Ah! now I understood the confusion. I never said maintainer should fix
all the bugs in tests. I am only saying that they maintain tests, just
like we maintain code. Whether you personally work on it or not, you at
least have an idea of what is the problem and what is the solution so
someone can come and ask you and you know the status of it. Expectation
is not to fix every test failure that comes maintainer's way by
maintainer alone. But he/she would know about problem/solution because
he/she at least reviews it and merges it. We want to make sure that the
tests are in good quality as well just like we make sure code is of good
quality. Core is a special case. We will handle it separately.
Pranith
>
>>> By putting the onus on the test owner,
>>> we achieve two positive things: we lessen the burden on component
>>> (or release) maintainers, and we give other people a strong incentive
>>> to fix problems in their own (test) code.
>> This has been successful only when people who wrote the tests are still
>> working on same component.
> "Owner" and "original author" are not necessarily the same thing.
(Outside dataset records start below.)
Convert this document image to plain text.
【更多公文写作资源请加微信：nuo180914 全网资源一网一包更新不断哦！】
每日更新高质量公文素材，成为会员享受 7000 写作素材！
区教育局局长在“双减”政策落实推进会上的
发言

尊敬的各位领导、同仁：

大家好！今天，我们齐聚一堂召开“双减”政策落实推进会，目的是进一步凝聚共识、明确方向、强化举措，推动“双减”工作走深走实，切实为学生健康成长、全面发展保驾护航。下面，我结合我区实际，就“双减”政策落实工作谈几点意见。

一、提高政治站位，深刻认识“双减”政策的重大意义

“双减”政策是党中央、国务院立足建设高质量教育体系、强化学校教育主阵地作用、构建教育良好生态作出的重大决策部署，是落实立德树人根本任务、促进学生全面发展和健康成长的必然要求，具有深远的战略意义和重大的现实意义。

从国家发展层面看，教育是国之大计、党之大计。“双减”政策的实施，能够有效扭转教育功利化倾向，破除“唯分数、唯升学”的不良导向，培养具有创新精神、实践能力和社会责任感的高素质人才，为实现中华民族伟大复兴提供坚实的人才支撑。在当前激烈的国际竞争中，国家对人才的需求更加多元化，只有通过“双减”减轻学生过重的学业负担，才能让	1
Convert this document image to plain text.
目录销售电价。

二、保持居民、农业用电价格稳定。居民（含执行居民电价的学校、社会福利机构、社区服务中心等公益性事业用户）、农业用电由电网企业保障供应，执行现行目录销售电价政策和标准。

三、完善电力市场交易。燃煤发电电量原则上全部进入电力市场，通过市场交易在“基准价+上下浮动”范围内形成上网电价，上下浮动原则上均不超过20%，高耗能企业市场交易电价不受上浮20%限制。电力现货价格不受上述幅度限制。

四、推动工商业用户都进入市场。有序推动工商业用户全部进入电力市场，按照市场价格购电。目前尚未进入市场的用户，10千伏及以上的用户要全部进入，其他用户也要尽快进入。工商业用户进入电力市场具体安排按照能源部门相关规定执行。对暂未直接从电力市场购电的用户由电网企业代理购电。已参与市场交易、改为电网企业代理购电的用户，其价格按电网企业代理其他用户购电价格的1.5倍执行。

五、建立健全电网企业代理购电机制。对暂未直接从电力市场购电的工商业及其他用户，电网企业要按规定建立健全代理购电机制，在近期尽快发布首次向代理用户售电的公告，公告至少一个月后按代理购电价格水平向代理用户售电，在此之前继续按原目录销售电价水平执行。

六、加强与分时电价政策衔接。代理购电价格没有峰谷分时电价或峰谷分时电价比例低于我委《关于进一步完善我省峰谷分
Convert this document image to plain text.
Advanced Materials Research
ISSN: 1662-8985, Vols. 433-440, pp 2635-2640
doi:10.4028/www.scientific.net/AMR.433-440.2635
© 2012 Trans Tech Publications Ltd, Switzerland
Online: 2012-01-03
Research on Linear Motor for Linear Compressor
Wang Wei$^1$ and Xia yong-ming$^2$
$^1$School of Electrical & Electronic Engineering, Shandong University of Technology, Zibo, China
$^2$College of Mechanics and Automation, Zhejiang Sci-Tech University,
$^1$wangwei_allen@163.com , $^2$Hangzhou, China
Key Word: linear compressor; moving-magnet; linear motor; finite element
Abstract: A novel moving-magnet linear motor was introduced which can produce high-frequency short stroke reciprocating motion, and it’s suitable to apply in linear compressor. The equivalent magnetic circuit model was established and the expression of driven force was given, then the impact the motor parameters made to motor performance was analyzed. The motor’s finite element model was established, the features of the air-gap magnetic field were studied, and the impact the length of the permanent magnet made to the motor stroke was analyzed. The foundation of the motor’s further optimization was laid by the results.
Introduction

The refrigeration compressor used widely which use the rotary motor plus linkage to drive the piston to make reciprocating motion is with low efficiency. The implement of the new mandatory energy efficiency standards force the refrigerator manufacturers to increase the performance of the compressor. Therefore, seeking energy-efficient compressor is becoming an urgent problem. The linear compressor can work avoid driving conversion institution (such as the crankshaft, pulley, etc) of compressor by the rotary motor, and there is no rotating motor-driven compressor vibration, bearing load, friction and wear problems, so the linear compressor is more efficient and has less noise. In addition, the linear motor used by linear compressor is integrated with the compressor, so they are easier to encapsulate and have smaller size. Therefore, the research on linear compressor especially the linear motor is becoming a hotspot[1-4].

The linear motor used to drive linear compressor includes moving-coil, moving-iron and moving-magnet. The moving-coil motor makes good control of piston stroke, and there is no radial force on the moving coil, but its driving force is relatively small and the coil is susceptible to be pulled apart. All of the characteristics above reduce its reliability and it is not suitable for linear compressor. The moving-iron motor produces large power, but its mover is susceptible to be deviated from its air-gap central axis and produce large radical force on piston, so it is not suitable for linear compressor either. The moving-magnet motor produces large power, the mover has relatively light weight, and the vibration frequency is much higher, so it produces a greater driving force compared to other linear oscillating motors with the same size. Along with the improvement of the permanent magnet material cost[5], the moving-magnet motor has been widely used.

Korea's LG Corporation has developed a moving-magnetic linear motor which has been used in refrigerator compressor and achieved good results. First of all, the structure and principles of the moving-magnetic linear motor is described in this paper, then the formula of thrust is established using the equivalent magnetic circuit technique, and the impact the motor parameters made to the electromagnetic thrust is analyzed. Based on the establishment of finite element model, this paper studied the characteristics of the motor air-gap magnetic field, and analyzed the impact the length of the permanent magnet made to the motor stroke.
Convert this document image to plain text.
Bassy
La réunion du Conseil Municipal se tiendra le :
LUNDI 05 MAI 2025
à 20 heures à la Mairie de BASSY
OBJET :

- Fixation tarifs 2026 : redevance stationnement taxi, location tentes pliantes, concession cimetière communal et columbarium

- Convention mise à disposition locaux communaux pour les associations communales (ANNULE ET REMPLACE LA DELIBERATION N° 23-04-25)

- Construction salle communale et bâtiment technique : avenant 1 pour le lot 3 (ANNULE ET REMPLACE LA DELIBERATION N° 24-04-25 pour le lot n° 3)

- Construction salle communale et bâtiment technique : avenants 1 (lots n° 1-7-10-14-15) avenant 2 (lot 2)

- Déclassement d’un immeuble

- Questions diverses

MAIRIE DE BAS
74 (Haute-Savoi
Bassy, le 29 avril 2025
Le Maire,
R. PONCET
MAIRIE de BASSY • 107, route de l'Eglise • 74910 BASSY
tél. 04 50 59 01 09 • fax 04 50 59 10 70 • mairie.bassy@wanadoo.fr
If
> someone is unavailable (e.g. new job), or has forgotten too much to be
> effective, then ownership should already have been reassigned. Then
> "owner first" or "maintainer first" doesn't matter, because they're
> the same person. The only really tricky case is when the original
> author and person most qualified to work on a test is still around but
> unable/unwilling to work on fixing a test, e.g. because their employer
> insists they work on something else. Perhaps those issues are best
> addressed on a different mailing list. ;) As far as the project is
> concerned, what can we do? Our only practical option might be to
> have someone else fix the test. If that's the case then so be it, but
> that should be a case-by-case decision and not a default. In the more
> common cases, responsibility for fixing tests should rest with the
> same person who's responsible for the associated production code.